Critical: bind: "loopback" ensures the gateway only listens on 127.0.0.1. See the VPS Deployment chapter for verification steps.

File structure

Expected workspace layout
~/.openclaw/
├── openclaw.json          # Main config (this file, sanitized)
├── credentials/           # API keys (chmod 600)
│   ├── openrouter
│   ├── anthropic
│   └── synthetic
└── workspace/             # Your working directory
    ├── AGENTS.md
    ├── SOUL.md
    ├── USER.md
    ├── TOOLS.md
    ├── HEARTBEAT.md
    ├── memory/
    │   ├── 2026-02-07.md
    │   └── ...
    └── skills/
        └── your-skills/

Common mistakes

1. Leaving expensive models as default

Opus/Sonnet in primary = quota burnout.

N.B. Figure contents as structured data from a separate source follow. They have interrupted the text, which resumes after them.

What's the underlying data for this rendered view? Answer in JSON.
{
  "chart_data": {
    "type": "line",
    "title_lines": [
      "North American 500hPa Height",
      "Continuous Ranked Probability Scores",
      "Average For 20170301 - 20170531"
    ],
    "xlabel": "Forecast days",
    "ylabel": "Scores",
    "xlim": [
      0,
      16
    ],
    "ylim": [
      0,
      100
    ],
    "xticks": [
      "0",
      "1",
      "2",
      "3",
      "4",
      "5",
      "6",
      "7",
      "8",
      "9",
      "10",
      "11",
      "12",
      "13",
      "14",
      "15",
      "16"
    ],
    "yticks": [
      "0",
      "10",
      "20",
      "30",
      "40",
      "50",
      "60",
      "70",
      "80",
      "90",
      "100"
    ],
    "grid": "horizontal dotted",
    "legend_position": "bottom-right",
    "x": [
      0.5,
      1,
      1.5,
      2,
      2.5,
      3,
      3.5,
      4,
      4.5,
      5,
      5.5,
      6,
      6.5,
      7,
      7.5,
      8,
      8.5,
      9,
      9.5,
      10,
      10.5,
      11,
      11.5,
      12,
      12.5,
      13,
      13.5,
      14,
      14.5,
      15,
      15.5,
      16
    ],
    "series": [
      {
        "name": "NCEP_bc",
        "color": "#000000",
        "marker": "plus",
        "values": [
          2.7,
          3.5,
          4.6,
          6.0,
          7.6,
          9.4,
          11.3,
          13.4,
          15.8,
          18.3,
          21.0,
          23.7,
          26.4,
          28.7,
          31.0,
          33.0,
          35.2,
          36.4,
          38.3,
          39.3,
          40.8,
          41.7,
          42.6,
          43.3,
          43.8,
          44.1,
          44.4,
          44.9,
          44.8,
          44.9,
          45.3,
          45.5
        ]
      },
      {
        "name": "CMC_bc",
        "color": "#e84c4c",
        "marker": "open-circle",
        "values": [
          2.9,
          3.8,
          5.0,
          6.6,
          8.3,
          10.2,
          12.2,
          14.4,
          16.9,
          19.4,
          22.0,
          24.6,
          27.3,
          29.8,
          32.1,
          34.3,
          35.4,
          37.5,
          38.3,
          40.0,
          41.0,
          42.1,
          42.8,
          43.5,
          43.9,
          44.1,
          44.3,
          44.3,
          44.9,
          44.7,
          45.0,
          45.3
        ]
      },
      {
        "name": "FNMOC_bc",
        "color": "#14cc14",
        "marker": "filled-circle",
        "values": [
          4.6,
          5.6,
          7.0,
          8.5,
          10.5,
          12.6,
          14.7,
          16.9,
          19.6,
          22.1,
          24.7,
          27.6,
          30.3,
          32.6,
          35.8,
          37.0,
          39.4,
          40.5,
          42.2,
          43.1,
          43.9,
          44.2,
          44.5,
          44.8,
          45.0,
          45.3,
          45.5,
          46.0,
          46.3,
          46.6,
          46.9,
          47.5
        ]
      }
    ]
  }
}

Move them to fallbacks or agent-specific configs.

2. No context pruning

Token usage climbs, costs spiral. Add contextPruning with cache-ttl.

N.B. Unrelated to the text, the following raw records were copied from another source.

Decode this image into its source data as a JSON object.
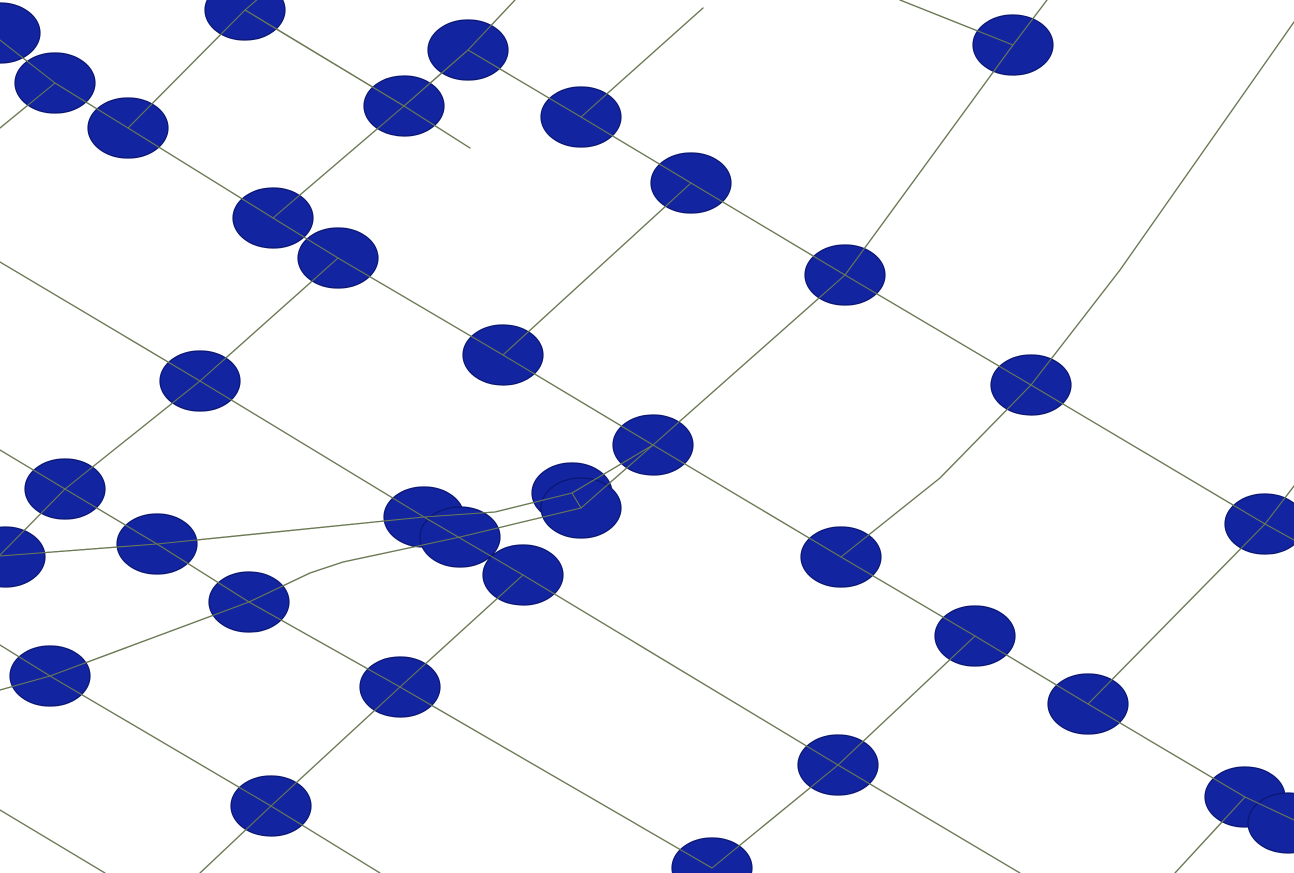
{
  "map": {
    "background_color": "#ffffff",
    "road_color": "#6b7a55",
    "node_fill_color": "#1224a0",
    "node_stroke_color": "#0b1670",
    "node_count": 41
  }
}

3. Gateway exposed to network

bind: "0.0.0.0" = anyone can access your agent. Always use bind: "loopback".

4. No concurrency limits

One stuck task spawns 50 retries. Set maxConcurrent to something sane (4–8).

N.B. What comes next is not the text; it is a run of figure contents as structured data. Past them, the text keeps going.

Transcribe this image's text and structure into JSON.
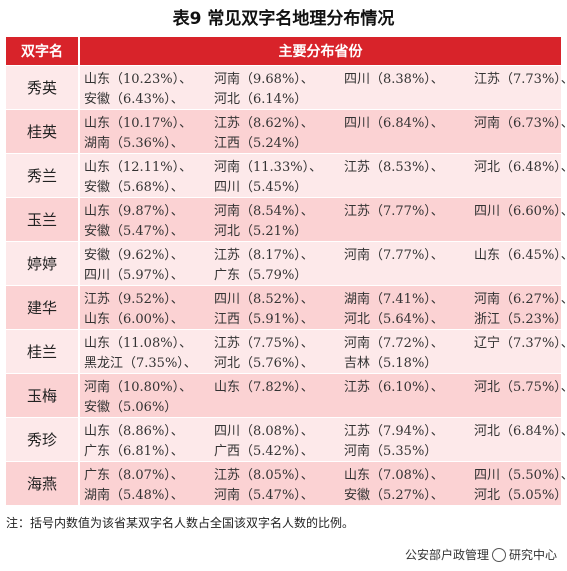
{
  "title": "表9  常见双字名地理分布情况",
  "table": {
    "headers": {
      "name": "双字名",
      "provinces": "主要分布省份"
    },
    "rows": [
      {
        "name": "秀英",
        "lines": [
          [
            "山东（10.23%）、",
            "河南（9.68%）、",
            "四川（8.38%）、",
            "江苏（7.73%）、"
          ],
          [
            "安徽（6.43%）、",
            "河北（6.14%）"
          ]
        ]
      },
      {
        "name": "桂英",
        "lines": [
          [
            "山东（10.17%）、",
            "江苏（8.62%）、",
            "四川（6.84%）、",
            "河南（6.73%）、"
          ],
          [
            "湖南（5.36%）、",
            "江西（5.24%）"
          ]
        ]
      },
      {
        "name": "秀兰",
        "lines": [
          [
            "山东（12.11%）、",
            "河南（11.33%）、",
            "江苏（8.53%）、",
            "河北（6.48%）、"
          ],
          [
            "安徽（5.68%）、",
            "四川（5.45%）"
          ]
        ]
      },
      {
        "name": "玉兰",
        "lines": [
          [
            "山东（9.87%）、",
            "河南（8.54%）、",
            "江苏（7.77%）、",
            "四川（6.60%）、"
          ],
          [
            "安徽（5.47%）、",
            "河北（5.21%）"
          ]
        ]
      },
      {
        "name": "婷婷",
        "lines": [
          [
            "安徽（9.62%）、",
            "江苏（8.17%）、",
            "河南（7.77%）、",
            "山东（6.45%）、"
          ],
          [
            "四川（5.97%）、",
            "广东（5.79%）"
          ]
        ]
      },
      {
        "name": "建华",
        "lines": [
          [
            "江苏（9.52%）、",
            "四川（8.52%）、",
            "湖南（7.41%）、",
            "河南（6.27%）、"
          ],
          [
            "山东（6.00%）、",
            "江西（5.91%）、",
            "河北（5.64%）、",
            "浙江（5.23%）"
          ]
        ]
      },
      {
        "name": "桂兰",
        "lines": [
          [
            "山东（11.08%）、",
            "江苏（7.75%）、",
            "河南（7.72%）、",
            "辽宁（7.37%）、"
          ],
          [
            "黑龙江（7.35%）、",
            "河北（5.76%）、",
            "吉林（5.18%）"
          ]
        ]
      },
      {
        "name": "玉梅",
        "lines": [
          [
            "河南（10.80%）、",
            "山东（7.82%）、",
            "江苏（6.10%）、",
            "河北（5.75%）、"
          ],
          [
            "安徽（5.06%）"
          ]
        ]
      },
      {
        "name": "秀珍",
        "lines": [
          [
            "山东（8.86%）、",
            "四川（8.08%）、",
            "江苏（7.94%）、",
            "河北（6.84%）、"
          ],
          [
            "广东（6.81%）、",
            "广西（5.42%）、",
            "河南（5.35%）"
          ]
        ]
      },
      {
        "name": "海燕",
        "lines": [
          [
            "广东（8.07%）、",
            "江苏（8.05%）、",
            "山东（7.08%）、",
            "四川（5.50%）、"
          ],
          [
            "湖南（5.48%）、",
            "河南（5.47%）、",
            "安徽（5.27%）、",
            "河北（5.05%）"
          ]
        ]
      }
    ]
  },
  "note": "注：括号内数值为该省某双字名人数占全国该双字名人数的比例。",
  "watermark": {
    "left_text": "公安部户政管理",
    "right_text": "研究中心",
    "icon": "wechat-icon"
  },
  "colors": {
    "header_bg": "#d8232a",
    "row_light": "#fde9ea",
    "row_dark": "#fbd2d3"
  }
}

5. Skipping security audit

Run openclaw security audit --deep after every config change.

Cost tracking

bash
# Check quotas (optional script)
check-quotas

# Monitor costs in provider dashboards
# - OpenRouter: https://openrouter.ai/activity
# - Anthropic: https://console.anthropic.com/settings/usage
# - OpenAI: https://platform.openai.com/usage

Target: $45–50/month for moderate usage (main session + occasional subagents).

💡
If costs climb above $100/month, check for:
  • • Expensive model in default config
  • • Runaway agent retries (no concurrency limits)
  • • Memory flush running too often
  • • Heartbeat using premium model

Next steps

1

Set up your channels (Telegram, Discord, etc.)

2

Configure role-specific agents (monitor, researcher, communicator)

3

Add skills to workspace/skills/

4

Set up heartbeat checks in HEARTBEAT.md

5

Test in a local session before enabling 24/7 mode

Final thoughts

You don't need expensive hardware or expensive subscriptions to make OpenClaw useful. What you need is to be deliberate about configuration, keep visibility into what's happening, and resist the urge to over-engineer before you understand the basics.

If this saves you some time or frustration, it did its job.

Resources

On Anthropic bans

From what I've seen, bans usually come down to how aggressively Claude is being hit through the API, not OpenClaw itself. I'm not saying bans never happen. The cases I've seen were tied to aggressive automated usage patterns, not simply running OpenClaw. If you're not hammering the API beyond normal usage, there's no obvious reason to worry about it.